Internal Design of General Similarity

Interface

This primitive support both dense and sparse mode. In sparse mode, the input should be a undirected graph in compressed sparse row (CSR) format with its vertex and edge numbers. In desnse mode, the input should be a set of vertex list with known size. The result will return a vertex list with each vertex corresponding similarity value. The config contains several boolean value to control the graphType (0:Sparse Mode, 1:Dense Mode), similarityType (0:Jaccard Similarity, 1:Cosine Similarity), dataType (0:uint, 1:float).

API of General Similarity

Implemention

The detail algorithm implemention is illustrated as below:

Diagram of General Similarity

General Similarity contains most of modules in Sparse Similarity and Dense Similarity. It have two DataLoader which can process sparse and dense input by config. It is shown in the aboved API picture, each PE have four AXI port to store input data. For sparse mode, each PE have 3 valid AXI input which are corresponding to offset, indice and weight, so that there is a dangling port.
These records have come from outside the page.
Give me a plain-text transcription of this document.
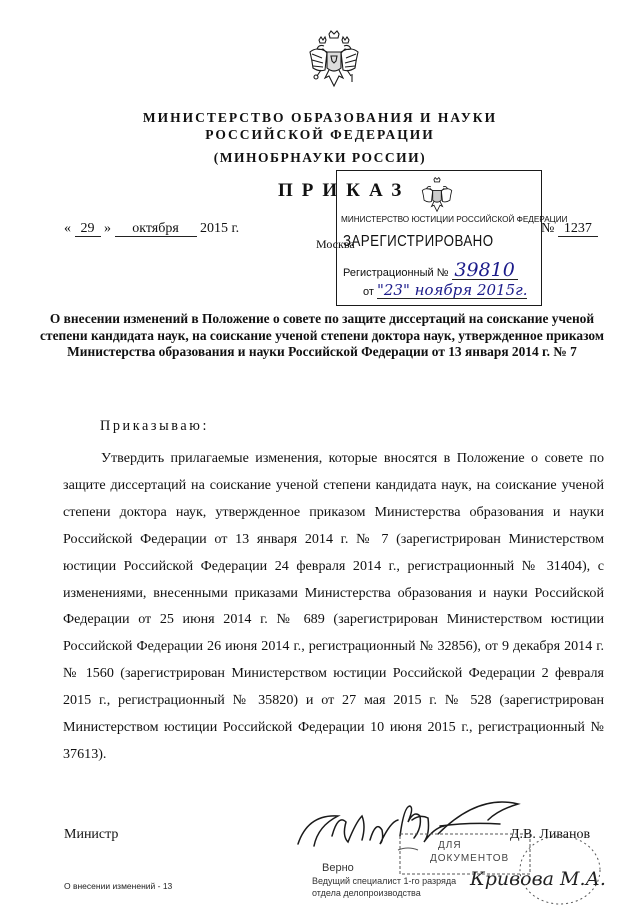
МИНИСТЕРСТВО ОБРАЗОВАНИЯ И НАУКИ
РОССИЙСКОЙ ФЕДЕРАЦИИ
(МИНОБРНАУКИ РОССИИ)
ПРИКАЗ
« 29 » октября 2015 г.
Москва
№ 1237
МИНИСТЕРСТВО ЮСТИЦИИ РОССИЙСКОЙ ФЕДЕРАЦИИ
ЗАРЕГИСТРИРОВАНО
Регистрационный № 39810
от "23" ноября 2015г.
О внесении изменений в Положение о совете по защите диссертаций на соискание ученой степени кандидата наук, на соискание ученой степени доктора наук, утвержденное приказом Министерства образования и науки Российской Федерации от 13 января 2014 г. № 7
Приказываю:

Утвердить прилагаемые изменения, которые вносятся в Положение о совете по защите диссертаций на соискание ученой степени кандидата наук, на соискание ученой степени доктора наук, утвержденное приказом Министерства образования и науки Российской Федерации от 13 января 2014 г. № 7 (зарегистрирован Министерством юстиции Российской Федерации 24 февраля 2014 г., регистрационный № 31404), с изменениями, внесенными приказами Министерства образования и науки Российской Федерации от 25 июня 2014 г. № 689 (зарегистрирован Министерством юстиции Российской Федерации 26 июня 2014 г., регистрационный № 32856), от 9 декабря 2014 г. № 1560 (зарегистрирован Министерством юстиции Российской Федерации 2 февраля 2015 г., регистрационный № 35820) и от 27 мая 2015 г. № 528 (зарегистрирован Министерством юстиции Российской Федерации 10 июня 2015 г., регистрационный № 37613).

Министр	Д.В. Ливанов
ДЛЯ
ДОКУМЕНТОВ
Верно
Ведущий специалист 1-го разряда
отдела делопроизводства
Кривова М.А.
О внесении изменений - 13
In dense mode, the partitioned weight data are stored in each AXI and it can better improve the data loading speed which can significantly impact the finnal performance. After DataLoader, the input data is transform to COO stream internally so that it can share most of calculation logic between dense and sparse mode. The overall diagram of general similarity kernel have a insert sort module which return the top K number of similarity values. The maximum number of K is a template number which can be changed by rebuilding the xclbin. The default value of top K is 32.

Profiling and Benchmarks

The General Similarity Kernel is validated on Alveo U50 board at 295MHz frequency. The hardware resource utilization and benchmark results are shown in the two table below.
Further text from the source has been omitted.